Dark Crimes
Il regista greco Alexandros Avranas ha una particolare caratteristica di approccio alle vicende che sceglie di narrare: l’assoluta indifferenza all’eccesso, al paradosso, al simbolico, sparsi a piene mani per raggiungere lo scopo e completamente impermeabili a qualunque rischio di già visto, di troppo pieno e di involontarie cadute nel ridicolo. Impermeabili non significa, naturalmente, esenti da difetti, ma pienamente consapevoli del rischio e disposti a correrlo senza mezze misure. Accadeva nel suo film precedente, Miss Violence, ed accade ancora di più in Dark Crimes in virtù del passaggio da una tematica in un certo senso privata a una che invece investe un paese intero, le sue istituzioni, le trame politiche, i meccanismi del potere e l’eterna, irraggiungibile ricerca della verità.
Non è un caso, tanto per cominciare, se nel ruolo del protagonista (l’ultimo poliziotto onesto della Polonia) troviamo Jim Carrey, lontanissimo dalle smorfie di Ace Ventura ma anche perfettamente riconoscibile e quindi identificabile come maschera. Avranas lo ha voluto perché il pubblico fosse subito privato di qualunque certezza. Se questo è il punto di partenza e una costante stilistica (Carrey non abbandona praticamente mai la scena), poco importa se Marton Csokas, Charlotte Gainsbourg e Robert Wieckiewicz (il Lech Walesa di Wajda) ricoprono ruoli nei quali sono già conosciuti. A Avranas importa soprattutto disturbare, provocare, scuotere. E per farlo non esita a pescare a piene mani dal repertorio kafkiano costruendo una sorta di labirinto senza uscita, un tela intessuta di menzogne dove l’unica verità verrà rivelata a un morto che evidentemente non può ascoltare.
Tadek, investigatore caduto in disgrazia a causa di un caso scottante, intravede la possibilità di recuperare credibilità e il posto che gli spetta nell’ingranaggio del potere quando si convince dalle pagine di un libro dello scrittore Kozlov che sia proprio lui colpevole dell’omicidio del ricco affarista Sadowski. Avvertito dai superiori di «non farsi male», Tadek indaga a testa bassa coinvolgendo la donna di Kozlov, Kasia, e l’attuale capo della polizia Greger. Il tutto lo travolgerà. E quando qualcuno finalmente confesserà, lui non potrà assolutamente servirsene.
Decolorato e claustrofobico, Dark Crimes racconta con ritmo lento una storia che già conosciamo. Avranas lo sa benissimo e non se ne cura. Gli interessa non tanto l’originalità tematica, quanto la provocazione stilistica. La sua Polonia è un luogo simbolico che potrebbe simboleggiare tutti i luoghi in cui qualcuno dall’alto ha voluto e ottenuto che una qualunque verità rimanesse celata. Se è così, bisogna interrogarsi sull’efficacia della provocazione, se cioè le specifiche tecniche siano tali da giustificare l’operazione.

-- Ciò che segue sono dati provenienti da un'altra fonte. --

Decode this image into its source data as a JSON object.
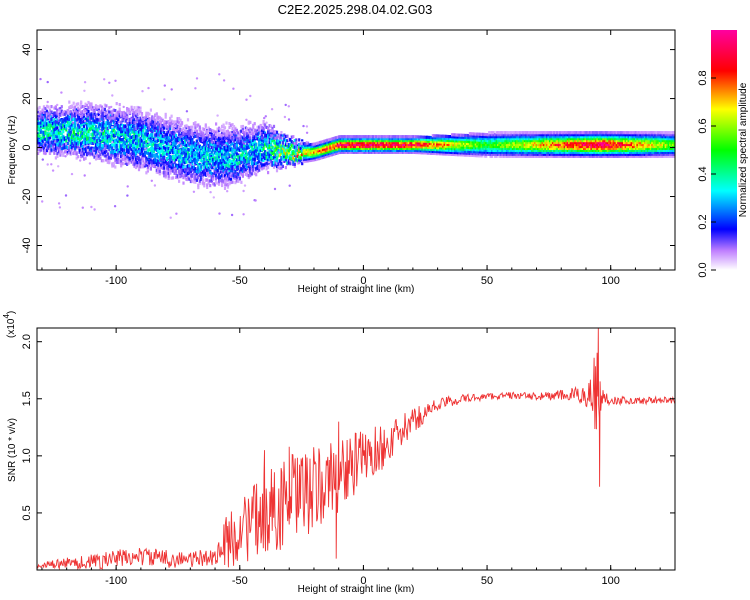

Tra tutti i difetti di Avranas (che lui ovviamente non riconoscerebbe come tali) il più pericoloso è quello dell’eccesso di rappresentazione. Dal bordello di Stato dove ragazze non esattamente volontarie sono sottoposte a violenze di ogni tipo, al personaggio di Kasia che esce da quell’ambiente e sopravvive concedendosi a chi capita (e che la possa aiutare), alla situazione familiare di Tadek che prevede il gelo assoluto con la moglie per motivi lasciati all’intuito dello spettatore, proprio niente è lasciato all’immaginazione.
Si accumulano perversioni, tristezze e brutalità in quantità che per forza di cose indica più compiacimento che volontà critica. Come se Avranas avesse qualche problema personale e si facesse forza della propria anarchia stilistica a mo’ di giustificazione. Se pensiamo che l’indagine verte su un riccone morto ammazzato che si dilettava nel fare del male alle donne e che si chiama Sadowski, rimane poco spazio per i simbolismi da decrittare.
Il percorso è chiaro (anche se non esattamente semplice): Dark Crimes preferisce la provocazione all’indagine e, per quanto non manchino i motivi d’interesse, finisce per sembrare più una rassegna di perversioni che un’analisi sociale e politica meditata.
DARK CRIMES (id.) di Alexandros Avranas. Con Jim Carrey, Marton Csokas, Charlotte Gainsbourg, Robert Wieckiewicz, Kati Outinen, Agata Kulesza USA/POL/GB 2016; Drammatico; Colore.